L'inchiesta della Procura di Messina e delle Fiamme Gialle di Taormina ha fatto emergere una serie di irregolarità. Sequestrati anche 200 mila euro  

Di Redazione |

Costringevano i dipendenti a restituire in contanti parte dello stipendio che veniva loro versato. C’è anche questo nella carte che hanno portato i finanzieri del Comando Provinciale di Messina, a notificare una misura cautelare nei confronti di quattro persone appartenenti ad una nota famiglia dell’imprenditoria messinese della fascia jonica peloritana, finiti agli arresti domiciliari. I provvedimenti sono stati chiesti dalla Procura di Messina e disposti dal gip del Tribunale.

Le manette sono scattate per quattro membri della famiglia Saglimbeni di Santa Teresa di Riva, proprietaria del supermercato “Decò”: Carmelo Saglimbeni di 74 anni, le sue figlie Provvidenza di 490 anni e Carmen di 43, e per Domenico Saglimbene 70 anni.

In particolare ai quattro viene contestato di aver promosso e costituito una strutturata organizzazione criminale, dedita alla commissione di condotte estorsive ai danni dei propri dipendenti. Le indagini svolte delle Fiamme Gialle della Compagnia di Taormina, che hanno anche raccolto le denunce dei lavoratori vessati, hanno documentato il sistematico ricorso a schemi di fittizio pagamento degli emolumenti: mensilmente i lavoratori venivano obbligati alla restituzione – in contanti – di quota parte dello stipendio solo formalmente loro corrisposto. Parimenti, approfittando del loro stato di bisogno, analoghi illegittimi comportamenti si documentavano con riferimento alla sistematica violazione della normativa relativa all'orario di lavoro ed ai riposi spettanti.
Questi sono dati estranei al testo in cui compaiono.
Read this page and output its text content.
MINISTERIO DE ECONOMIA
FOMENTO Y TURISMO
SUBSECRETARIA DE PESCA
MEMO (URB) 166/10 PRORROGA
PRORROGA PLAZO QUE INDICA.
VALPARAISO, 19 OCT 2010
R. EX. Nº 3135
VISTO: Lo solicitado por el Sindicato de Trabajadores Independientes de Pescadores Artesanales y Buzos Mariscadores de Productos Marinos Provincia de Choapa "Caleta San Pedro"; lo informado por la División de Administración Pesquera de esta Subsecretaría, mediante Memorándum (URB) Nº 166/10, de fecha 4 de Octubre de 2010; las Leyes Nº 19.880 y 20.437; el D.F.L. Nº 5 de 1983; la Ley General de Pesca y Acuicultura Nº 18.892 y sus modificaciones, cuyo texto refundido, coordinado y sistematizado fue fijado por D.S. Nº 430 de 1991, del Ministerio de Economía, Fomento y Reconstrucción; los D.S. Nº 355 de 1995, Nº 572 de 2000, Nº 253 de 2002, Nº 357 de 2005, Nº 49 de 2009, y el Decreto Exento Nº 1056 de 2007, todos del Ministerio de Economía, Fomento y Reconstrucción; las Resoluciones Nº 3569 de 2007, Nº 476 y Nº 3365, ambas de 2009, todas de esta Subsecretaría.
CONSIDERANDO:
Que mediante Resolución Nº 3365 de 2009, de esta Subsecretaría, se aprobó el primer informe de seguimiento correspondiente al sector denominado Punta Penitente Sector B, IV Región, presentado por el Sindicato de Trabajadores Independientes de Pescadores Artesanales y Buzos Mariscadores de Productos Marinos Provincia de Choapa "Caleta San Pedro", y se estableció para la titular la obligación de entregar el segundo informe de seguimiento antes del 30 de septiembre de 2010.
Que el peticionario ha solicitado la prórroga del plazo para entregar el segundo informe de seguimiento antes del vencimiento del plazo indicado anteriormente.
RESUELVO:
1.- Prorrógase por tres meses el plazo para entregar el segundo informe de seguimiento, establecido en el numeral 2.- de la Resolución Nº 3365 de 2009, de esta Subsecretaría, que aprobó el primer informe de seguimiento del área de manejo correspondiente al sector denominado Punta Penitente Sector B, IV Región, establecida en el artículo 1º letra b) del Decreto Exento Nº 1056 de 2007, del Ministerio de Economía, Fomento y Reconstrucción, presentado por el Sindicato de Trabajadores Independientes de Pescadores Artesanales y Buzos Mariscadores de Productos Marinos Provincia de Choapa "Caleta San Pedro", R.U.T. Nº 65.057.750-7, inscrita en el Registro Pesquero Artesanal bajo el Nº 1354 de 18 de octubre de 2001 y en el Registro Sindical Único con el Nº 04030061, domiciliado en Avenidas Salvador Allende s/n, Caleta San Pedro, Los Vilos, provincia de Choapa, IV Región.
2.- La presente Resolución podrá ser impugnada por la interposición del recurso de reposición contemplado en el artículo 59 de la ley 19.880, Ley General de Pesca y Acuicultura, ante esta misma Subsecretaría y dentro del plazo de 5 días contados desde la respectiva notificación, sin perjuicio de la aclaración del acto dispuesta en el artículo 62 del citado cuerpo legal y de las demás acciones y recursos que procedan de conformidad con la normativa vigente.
L’esame La disamina della documentazione extracontabile trovata – tra cui diversi inequivoci “pizzini”, agende e prospetti di calcolo – ha permesso di ipotizzare l’esistenza di una vera e propria struttura organizzata.

Approfondimenti documentali ed intercettazioni telefoniche, hanno poi chiarito come gli imprenditori, avessero fatto del “ricorso a minacce e soprusi” nei confronti dei lavoratori dipendenti, “un vero e proprio metodo di lavoro”. Del resto, presupposto imprescindibile per l’avvio e la prosecuzione dei rapporti lavorativi risultava proprio l’accettazione, da parte dei dipendenti, di condizioni contrattuali palesemente squilibrate, “lasciando chiaramente intendere che ove non avessero accettato la proposta non sarebbero stati assunti ovvero che sarebbero stati licenziati”.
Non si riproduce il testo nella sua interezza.